La breve storia politica del premier Giuseppe Conte ci riporta all'annoso dilemma tra l'essere e l'apparire. Essere premier o sembrarlo soltanto? Che il suo sarebbe stato un ruolo di mediazione e rappresentanza, una sorta di sintesi tra le due parti in carica dotata di un cervello proprio, due gambe e due braccia, era cosa nota già dagli strani giorni che hanno portato alla formazione del governo e ora che le circostanze lo richiedono, l'ex ordinario di diritto privato deve nuovamente sfoggiare tutto il suo talento di tessitore alle prese con due stoffe difficilmente accostabili. Per quanto infatti sia stato possibile procrastinare, causa impellenze di carattere economico e di bilancio con la Commissione Ue a cui si è aggiunta la vicenda processuale di Salvini, quello della Tav era ed è rimasto un nodo che prima o poi andava sciolto. “Con riguardo alla Linea ad Alta Velocità Torino-Lione, ci impegniamo a ridiscuterne integralmente il progetto nell'applicazione dell'accordo tra Italia e Francia” questo recitava soltanto pochi mesi fa il Contratto di governo stilato da Lega e Movimento 5 Stelle, la ragion d'essere di questo esecutivo. Già da queste scarne righe si apprende come tra Di Maio e Salvini la questione fosse in sospeso, ma i lunghi silenzi che hanno accompagnato l'attesa della discussa analisi costi/benefici voluta dai grillini lasciavano presagire che la partita si sarebbe giocata soltanto ai tempi supplementari.
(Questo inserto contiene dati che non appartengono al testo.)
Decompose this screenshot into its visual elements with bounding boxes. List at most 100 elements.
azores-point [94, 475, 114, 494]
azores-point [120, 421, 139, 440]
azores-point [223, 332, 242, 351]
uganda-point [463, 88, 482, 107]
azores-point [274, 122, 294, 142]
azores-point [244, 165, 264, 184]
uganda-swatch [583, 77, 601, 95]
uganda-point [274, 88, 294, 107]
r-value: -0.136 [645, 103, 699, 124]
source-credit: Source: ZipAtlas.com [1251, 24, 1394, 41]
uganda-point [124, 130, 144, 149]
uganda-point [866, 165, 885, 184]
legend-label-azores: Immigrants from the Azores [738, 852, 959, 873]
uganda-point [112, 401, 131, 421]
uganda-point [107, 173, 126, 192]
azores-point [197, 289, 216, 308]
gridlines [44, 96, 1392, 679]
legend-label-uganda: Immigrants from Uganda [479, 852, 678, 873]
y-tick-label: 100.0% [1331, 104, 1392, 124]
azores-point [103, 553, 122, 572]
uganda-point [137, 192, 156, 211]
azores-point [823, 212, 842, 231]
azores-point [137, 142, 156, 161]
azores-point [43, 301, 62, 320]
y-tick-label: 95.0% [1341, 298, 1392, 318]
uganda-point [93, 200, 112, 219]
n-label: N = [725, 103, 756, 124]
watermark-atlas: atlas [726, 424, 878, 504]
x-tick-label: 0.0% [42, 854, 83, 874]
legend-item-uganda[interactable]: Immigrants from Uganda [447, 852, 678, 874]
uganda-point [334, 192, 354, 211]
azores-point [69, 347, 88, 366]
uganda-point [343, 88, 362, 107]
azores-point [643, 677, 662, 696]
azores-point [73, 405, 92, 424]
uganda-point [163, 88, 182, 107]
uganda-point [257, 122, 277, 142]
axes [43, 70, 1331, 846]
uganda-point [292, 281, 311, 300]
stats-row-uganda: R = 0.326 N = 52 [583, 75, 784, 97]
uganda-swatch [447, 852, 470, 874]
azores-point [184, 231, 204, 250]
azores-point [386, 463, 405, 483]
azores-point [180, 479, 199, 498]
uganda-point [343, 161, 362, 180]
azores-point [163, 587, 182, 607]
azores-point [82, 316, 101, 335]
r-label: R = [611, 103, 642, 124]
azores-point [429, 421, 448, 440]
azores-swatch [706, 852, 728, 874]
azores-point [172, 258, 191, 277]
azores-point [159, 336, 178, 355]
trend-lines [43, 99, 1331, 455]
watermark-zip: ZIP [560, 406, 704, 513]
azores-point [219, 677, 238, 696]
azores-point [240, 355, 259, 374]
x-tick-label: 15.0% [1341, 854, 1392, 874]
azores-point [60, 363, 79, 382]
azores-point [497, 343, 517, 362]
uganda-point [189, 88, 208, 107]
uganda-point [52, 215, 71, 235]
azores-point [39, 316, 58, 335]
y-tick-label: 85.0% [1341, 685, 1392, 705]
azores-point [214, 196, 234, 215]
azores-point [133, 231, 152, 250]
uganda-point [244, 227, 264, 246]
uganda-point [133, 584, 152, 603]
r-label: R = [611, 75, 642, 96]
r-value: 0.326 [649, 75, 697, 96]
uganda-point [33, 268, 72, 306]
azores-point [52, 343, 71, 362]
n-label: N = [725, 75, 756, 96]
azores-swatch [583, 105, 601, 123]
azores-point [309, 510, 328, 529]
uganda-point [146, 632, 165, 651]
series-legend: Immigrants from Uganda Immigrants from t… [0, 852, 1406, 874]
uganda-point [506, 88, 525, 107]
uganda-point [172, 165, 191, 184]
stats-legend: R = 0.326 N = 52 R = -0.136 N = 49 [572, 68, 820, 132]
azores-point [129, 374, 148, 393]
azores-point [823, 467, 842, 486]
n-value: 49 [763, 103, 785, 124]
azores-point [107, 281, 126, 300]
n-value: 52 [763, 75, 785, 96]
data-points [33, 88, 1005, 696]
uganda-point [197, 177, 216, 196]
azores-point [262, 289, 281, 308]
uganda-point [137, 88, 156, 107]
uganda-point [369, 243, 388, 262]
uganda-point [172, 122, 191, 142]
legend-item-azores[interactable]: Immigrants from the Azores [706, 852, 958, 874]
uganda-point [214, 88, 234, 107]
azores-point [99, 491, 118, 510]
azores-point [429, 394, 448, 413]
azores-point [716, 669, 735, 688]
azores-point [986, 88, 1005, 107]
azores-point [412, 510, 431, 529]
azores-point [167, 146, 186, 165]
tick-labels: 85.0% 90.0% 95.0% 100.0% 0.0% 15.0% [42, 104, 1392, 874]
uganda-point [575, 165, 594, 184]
Come era per molti prevedibile, il documento redatto dalla commissione capitanata da Marco Ponti, ha riportato gli esiti già più volte sbandierati in campagna elettorale da Di Maio e i suoi, rafforzando l'intenzione di bloccare i lavori tra i parlamentari e la base stretta attorno alla piattaforma Rousseau. Di diverso avviso il leader del Carroccio Matteo Salvini che, forte dei nuovi sondaggi che lo danno ampiamente in testa rispetto agli alleati di governo e conscio che lo stop alla maxi opera potrebbe comportare una falla di voti verso lo storico compagno del centrodestra, Forza Italia, fa pressioni affinché si trovi una soluzione di comodo, il famoso compromesso, che diventa ardua impresa quando si ha a che fare con un progetto infrastrutturale da miliardi di euro, per di più a cavallo tra due Paesi e con lo zampino dell'Unione Europea.
Giorni duri, quelli a Palazzo Chigi, tra summit con facce scure, telefoni che squillano e le opposizioni strette attorno al cavillo che, sperano, possa far definitivamente vacillare il sedicente governo del cambiamento. Entra qui in scena la figura del premier, che da «burattino», come lo apostrofava soltanto qualche settimana fa il leader dei liberali europei Guy Verhofstadt, deve necessariamente farsi prestigiatore. Sventata, almeno per ora, l'ipotesi di una mini-Tav, sostanzialmente una revisione della spesa per quanto concerne la parte italiana, possibile grazie alla riduzione o all'eliminazione di alcune componenti dell'opera, al Presidente del Consiglio non restano molte frecce nell'arco e il crescente malumore dalle parti dei grillini, tra gli elettori e il direttorio e persino tra le fila parlamentari, lasciano ben poco spazio per manovre mirabolanti. Una magia, un gioco di prestigio, un'illusione. Sembrano queste le disperate armi in mano all'avvocato degli italiani, come si è definito il giorno dell'insediamento. «Siccome prenderemo la scelta migliore per i cittadini, ovviamente il governo non rischia. Mi batterò perché non sia trascurato alcun aspetto per una decisione corretta». Le intenzioni sembrano esserci tutte, ma se si sposta lo sguardo di poco e si apprende della lapidaria sentenza del sottosegretario 5S alla Presidenza del Consiglio, Stefano Buffagni, che dice che «se bisogna andare a casa perché noi non vogliamo buttare soldi per opere vecchie, io non vedo il problema», più che una magia servirà un miracolo.